‘Fasolakia’ has to be one of the most delicious ways to eat green beans! There are a few potatoes in it, making it surprisingly satisfying eaten by itself in a bowl with plenty of feta cheese and bread to mop up the delicious tomato and olive oil sauce. Greek green beans also make a perfect ‘fancy but easy’ side dish, and they won’t even take up oven space – just simmer on the stove.
Pour the olive oil into a large heavy based pan with a lid (a cast iron dutch oven works well). Heat it on a medium high heat until hot, then add the onion and potatoes. Cook for around 5 minutes, stirring often, until the onion is softened and the potato has started to cook.
¼ cup extra virgin olive oil, 1 medium onion, 3 medium potatoes
Add the green beans and garlic to the pan, and stir for around another minute. Add the oregano, cinnamon and paprika at this point as well, if using.
14 ounces green beans, 4 cloves garlic, ½ teaspoon dried oregano, ½ teaspoon ground cinnamon, ½ teaspoon paprika
Add the tomatoes, sugar, salt, pepper and around 1 cup of water. Stir and push the green beans and potatoes down a bit. The liquid should be covering the bean mixture about half way.
Put the lid on the pot. Bring the mixture to the boil, then turn the heat down and simmer for around 45 minutes. About 10 minutes before the end of the cooking time, you can take the lid off the pot and let the sauce reduce and thicken a bit more. On the other hand, if the mixture seems dry, just add a drizzle more water.
Finally, stir in the fresh parsley (you can also add fresh dill at this point, if you like). Serve with big chunks of feta cheese and fresh crusty bread, or serve as a side dish with a generous amount of feta cheese crumbled over the top.

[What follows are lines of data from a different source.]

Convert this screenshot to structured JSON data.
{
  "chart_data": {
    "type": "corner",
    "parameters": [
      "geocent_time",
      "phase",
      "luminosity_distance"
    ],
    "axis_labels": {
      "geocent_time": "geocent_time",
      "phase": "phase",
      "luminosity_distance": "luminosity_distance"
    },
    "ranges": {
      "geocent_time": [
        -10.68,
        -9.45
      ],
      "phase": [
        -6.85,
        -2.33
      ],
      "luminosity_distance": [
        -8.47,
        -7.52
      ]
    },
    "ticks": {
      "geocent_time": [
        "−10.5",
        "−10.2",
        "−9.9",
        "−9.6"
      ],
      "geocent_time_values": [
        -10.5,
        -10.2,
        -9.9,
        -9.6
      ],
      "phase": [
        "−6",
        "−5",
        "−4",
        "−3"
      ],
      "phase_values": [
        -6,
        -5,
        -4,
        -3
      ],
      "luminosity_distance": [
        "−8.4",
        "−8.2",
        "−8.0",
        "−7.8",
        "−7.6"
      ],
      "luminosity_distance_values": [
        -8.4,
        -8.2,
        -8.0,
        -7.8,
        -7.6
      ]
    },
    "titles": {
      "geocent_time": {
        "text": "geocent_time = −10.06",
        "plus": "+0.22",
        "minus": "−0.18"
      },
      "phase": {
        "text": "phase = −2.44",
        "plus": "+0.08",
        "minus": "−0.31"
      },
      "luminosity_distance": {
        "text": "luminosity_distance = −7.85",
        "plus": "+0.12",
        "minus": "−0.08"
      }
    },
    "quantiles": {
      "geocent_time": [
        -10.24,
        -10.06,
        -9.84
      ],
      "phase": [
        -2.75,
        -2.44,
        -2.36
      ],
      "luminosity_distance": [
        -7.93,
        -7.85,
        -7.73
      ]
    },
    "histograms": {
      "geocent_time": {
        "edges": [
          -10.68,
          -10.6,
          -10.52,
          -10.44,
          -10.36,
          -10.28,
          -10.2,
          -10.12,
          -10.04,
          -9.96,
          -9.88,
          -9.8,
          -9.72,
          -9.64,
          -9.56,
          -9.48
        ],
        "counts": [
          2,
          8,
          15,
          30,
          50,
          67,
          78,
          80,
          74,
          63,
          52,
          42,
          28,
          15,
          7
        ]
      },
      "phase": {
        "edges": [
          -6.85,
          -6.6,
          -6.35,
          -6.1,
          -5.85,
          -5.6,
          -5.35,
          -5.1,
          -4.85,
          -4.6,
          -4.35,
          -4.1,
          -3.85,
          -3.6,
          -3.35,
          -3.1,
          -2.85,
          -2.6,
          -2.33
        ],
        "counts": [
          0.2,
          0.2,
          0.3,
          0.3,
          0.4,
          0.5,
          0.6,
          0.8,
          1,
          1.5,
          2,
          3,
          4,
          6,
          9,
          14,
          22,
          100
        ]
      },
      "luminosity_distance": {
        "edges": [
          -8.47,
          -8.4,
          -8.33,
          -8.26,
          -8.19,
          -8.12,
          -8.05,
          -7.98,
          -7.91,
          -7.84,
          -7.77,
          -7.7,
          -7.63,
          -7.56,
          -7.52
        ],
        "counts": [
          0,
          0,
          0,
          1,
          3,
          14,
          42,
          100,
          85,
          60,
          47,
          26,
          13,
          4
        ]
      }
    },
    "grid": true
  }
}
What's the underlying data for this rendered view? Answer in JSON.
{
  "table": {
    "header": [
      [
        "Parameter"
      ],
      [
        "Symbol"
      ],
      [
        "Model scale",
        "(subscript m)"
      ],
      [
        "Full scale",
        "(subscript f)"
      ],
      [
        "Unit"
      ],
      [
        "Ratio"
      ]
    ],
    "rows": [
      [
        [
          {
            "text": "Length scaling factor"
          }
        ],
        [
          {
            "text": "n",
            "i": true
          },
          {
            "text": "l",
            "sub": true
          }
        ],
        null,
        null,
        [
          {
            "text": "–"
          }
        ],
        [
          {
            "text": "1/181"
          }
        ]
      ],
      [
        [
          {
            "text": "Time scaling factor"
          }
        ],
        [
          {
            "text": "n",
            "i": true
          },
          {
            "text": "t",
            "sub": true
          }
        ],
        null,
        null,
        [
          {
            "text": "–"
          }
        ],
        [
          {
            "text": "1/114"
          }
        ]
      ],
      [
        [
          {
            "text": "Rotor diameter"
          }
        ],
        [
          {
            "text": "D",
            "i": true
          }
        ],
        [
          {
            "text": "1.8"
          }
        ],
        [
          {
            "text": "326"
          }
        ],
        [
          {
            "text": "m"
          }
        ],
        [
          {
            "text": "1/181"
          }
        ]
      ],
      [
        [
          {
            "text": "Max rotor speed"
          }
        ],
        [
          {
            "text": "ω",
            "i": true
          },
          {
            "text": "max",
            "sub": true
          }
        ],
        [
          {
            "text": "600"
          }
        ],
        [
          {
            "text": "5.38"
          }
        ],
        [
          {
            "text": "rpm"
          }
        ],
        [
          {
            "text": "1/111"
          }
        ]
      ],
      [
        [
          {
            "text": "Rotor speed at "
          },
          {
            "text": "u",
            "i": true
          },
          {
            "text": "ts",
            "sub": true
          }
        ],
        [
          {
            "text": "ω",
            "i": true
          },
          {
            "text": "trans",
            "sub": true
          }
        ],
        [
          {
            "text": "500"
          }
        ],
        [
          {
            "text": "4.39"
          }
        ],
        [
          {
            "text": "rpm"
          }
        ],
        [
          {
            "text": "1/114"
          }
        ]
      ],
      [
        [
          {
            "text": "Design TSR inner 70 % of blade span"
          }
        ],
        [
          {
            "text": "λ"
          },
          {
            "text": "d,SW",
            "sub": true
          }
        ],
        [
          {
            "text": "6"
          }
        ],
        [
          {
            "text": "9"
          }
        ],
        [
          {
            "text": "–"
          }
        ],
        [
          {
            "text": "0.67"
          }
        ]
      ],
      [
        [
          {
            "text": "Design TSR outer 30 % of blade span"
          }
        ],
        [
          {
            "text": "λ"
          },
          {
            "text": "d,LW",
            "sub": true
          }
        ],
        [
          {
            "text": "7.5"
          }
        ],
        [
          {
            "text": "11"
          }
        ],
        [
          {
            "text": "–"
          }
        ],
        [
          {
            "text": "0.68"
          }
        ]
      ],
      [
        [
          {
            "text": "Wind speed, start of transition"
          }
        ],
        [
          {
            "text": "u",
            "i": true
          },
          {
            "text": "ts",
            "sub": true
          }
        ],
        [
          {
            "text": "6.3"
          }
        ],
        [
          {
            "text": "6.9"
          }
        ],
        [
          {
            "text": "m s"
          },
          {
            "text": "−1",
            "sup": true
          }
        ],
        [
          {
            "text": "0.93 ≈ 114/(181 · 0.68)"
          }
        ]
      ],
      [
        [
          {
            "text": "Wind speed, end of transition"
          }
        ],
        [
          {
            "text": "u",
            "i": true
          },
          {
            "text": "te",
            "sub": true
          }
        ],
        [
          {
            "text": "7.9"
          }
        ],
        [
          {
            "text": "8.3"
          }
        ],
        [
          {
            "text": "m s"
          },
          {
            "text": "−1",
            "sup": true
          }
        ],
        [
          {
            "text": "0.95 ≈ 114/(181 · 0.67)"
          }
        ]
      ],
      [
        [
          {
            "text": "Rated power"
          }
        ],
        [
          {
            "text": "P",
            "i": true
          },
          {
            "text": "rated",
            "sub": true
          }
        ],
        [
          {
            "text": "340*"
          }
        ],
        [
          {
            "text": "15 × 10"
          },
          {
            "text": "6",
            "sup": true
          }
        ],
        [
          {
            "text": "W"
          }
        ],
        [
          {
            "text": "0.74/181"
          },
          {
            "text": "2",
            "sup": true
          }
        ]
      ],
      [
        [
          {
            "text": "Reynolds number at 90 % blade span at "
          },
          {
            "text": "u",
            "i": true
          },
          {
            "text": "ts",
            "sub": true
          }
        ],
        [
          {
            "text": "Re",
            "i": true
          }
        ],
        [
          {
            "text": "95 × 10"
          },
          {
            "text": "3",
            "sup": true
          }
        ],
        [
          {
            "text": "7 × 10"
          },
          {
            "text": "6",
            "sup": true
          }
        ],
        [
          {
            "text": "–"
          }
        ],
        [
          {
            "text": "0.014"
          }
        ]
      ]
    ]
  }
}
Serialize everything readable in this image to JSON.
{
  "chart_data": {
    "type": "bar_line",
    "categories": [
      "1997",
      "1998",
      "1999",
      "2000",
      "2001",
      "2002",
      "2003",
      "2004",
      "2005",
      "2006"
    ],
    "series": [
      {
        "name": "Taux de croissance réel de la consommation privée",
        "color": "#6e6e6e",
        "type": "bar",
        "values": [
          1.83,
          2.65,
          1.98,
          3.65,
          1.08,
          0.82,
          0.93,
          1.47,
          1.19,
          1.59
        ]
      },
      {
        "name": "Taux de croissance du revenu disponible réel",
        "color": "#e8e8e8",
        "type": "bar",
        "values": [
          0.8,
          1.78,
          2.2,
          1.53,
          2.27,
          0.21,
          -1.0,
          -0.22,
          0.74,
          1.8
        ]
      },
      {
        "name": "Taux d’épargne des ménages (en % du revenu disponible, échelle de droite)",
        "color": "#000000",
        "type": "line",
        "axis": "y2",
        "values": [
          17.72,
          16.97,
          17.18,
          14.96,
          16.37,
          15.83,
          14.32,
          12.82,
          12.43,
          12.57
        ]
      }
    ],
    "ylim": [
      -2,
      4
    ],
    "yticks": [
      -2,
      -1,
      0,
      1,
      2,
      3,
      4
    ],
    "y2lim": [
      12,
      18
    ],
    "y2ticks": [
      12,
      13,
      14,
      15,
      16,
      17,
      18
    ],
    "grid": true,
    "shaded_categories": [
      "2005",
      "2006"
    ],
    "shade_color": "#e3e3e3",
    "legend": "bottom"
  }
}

Green beans: I prefer fresh, whole green beans/string beans. You can, however, use frozen green beans if out of season. I still suggest whole beans rather than chopped.How to serve: Fasolakia are traditionally served by themselves as a light(ish) meal with lots of feta cheese and bread. However, they also make a fabulous all-in-one vegetable and potato side dish. They'd be great served as a Thanksgiving or Christmas side!Bread: If serving your Greek green beans to guests. I highly recommend trying this Greek bread recipe to serve with them. It's amazing!Storage: You can store the beans in an airtight container in the refrigerator for up to 4 days. They also freeze well in freezer safe containers for up to 3 months. To reheat, let defrost, then gently heat on the stove again. You may need to add a drizzle more water.Note about the nutrition info: Note that this does not include any bread served with the dish, since this will vary depending on type and amount.